Gwendolen avait refusé à Grandcourt de sortir à cheval, alléguant qu’elle ne se sentait pas bien ; elle n’avait fait connaître son intention qu’au dernier moment, quand les chevaux attendaient, mais non sans crainte que son mari ne voulût aussi rester à la maison. Devenue presque superstitieuse sur son pouvoir de divination soupçonneuse, elle supposait ce qu’elle aurait fait en pareil cas. Mais Grandcourt accepta son excuse sans une observation et partit.

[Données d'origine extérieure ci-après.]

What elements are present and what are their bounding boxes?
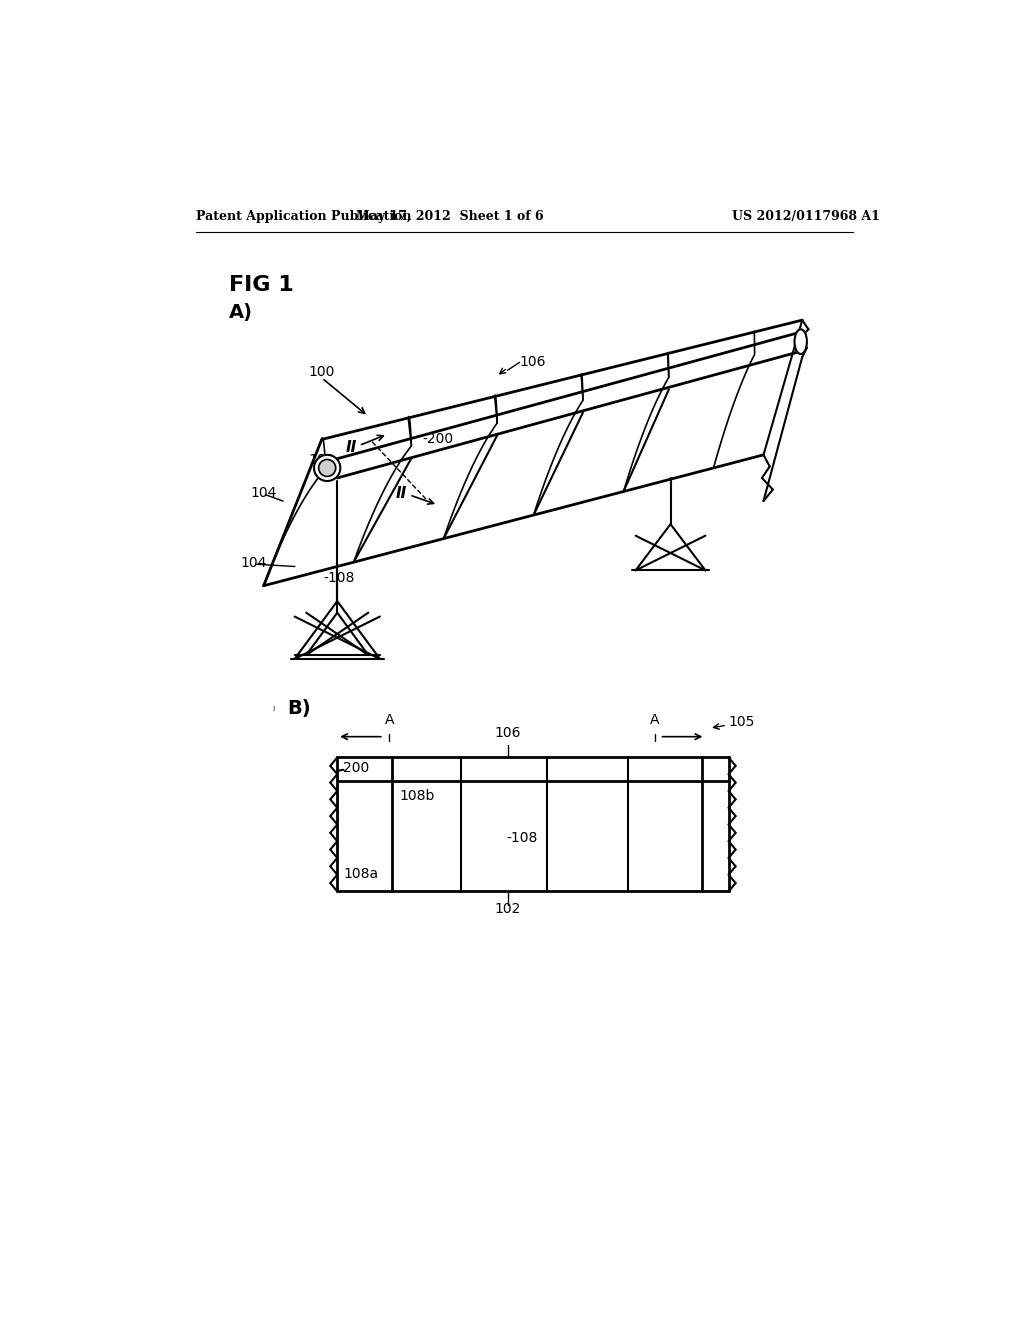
Text: May 17, 2012  Sheet 1 of 6: May 17, 2012 Sheet 1 of 6 [355,210,544,223]
Text: ': ' [271,705,276,723]
Text: 104: 104 [251,486,276,500]
Text: FIG 1: FIG 1 [228,276,294,296]
Ellipse shape [795,330,807,354]
Text: 106: 106 [495,726,521,739]
Text: Patent Application Publication: Patent Application Publication [197,210,412,223]
Text: 104: 104 [241,556,266,570]
Text: -108: -108 [506,830,538,845]
Text: A: A [650,713,659,726]
Text: II: II [345,440,356,454]
Text: 100: 100 [308,366,335,379]
Text: 106: 106 [519,355,546,370]
Circle shape [318,459,336,477]
Text: 200: 200 [343,762,370,775]
Text: 102: 102 [308,453,335,467]
Text: 108a: 108a [343,867,379,882]
Text: B): B) [287,700,310,718]
Text: US 2012/0117968 A1: US 2012/0117968 A1 [732,210,881,223]
Text: A: A [384,713,394,726]
Text: 105: 105 [729,715,755,729]
Text: -108: -108 [324,572,354,585]
Text: 108b: 108b [399,789,434,803]
Text: -200: -200 [423,433,454,446]
Text: A): A) [228,302,253,322]
Circle shape [314,455,340,480]
Text: 102: 102 [495,902,521,916]
Text: II: II [395,486,407,500]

Malgré cela, quand elle se trouva seule et qu’elle eut envoyé donner l’ordre de n’introduire que M. Deronda, elle commença à trembler et à sentir une agitation croissante, à la pensée qu’il paraîtrait bientôt et qu’elle serait obligée de parler, non de trivialités, car alors elle n’aurait eu aucun motif sérieux pour l’appeler chez elle, et pourtant, il lui semblait impossible de lui dire ce que, pendant des heures entières, elle avait décidé qu’elle lui exprimerait. Pour la première fois, l’impulsion qui l’avait portée à lui faire appel fut accompagnée de timidité, et maintenant, qu’il était trop tard pour reculer, elle était frappée par la possibilité qu’il considérât son invitation comme inconvenable. Alors elle baisserait dans son estime ! Elle se raidit contre cette crainte insupportable. Dans ses efforts pour dompter son agitation, elle arpenta à grands pas ses salons dont les grandes glaces réfléchissaient son image ; sa robe de soie noire faisait ressortir la beauté de son visage, la blancheur de son cou, et rehaussait tous ses avantages. S’en étant aperçue, elle courut dans son boudoir et s’enveloppa la tête d’un grand voile de dentelle noire, pour cacher son cou et ne laisser voir que sa figure. Devant ce mépris manifeste pour toute coquetterie, elle se sentit plus libre, mais rien ne put faire disparaître le malaise qui régnait sur ses lèvres et dans ses yeux.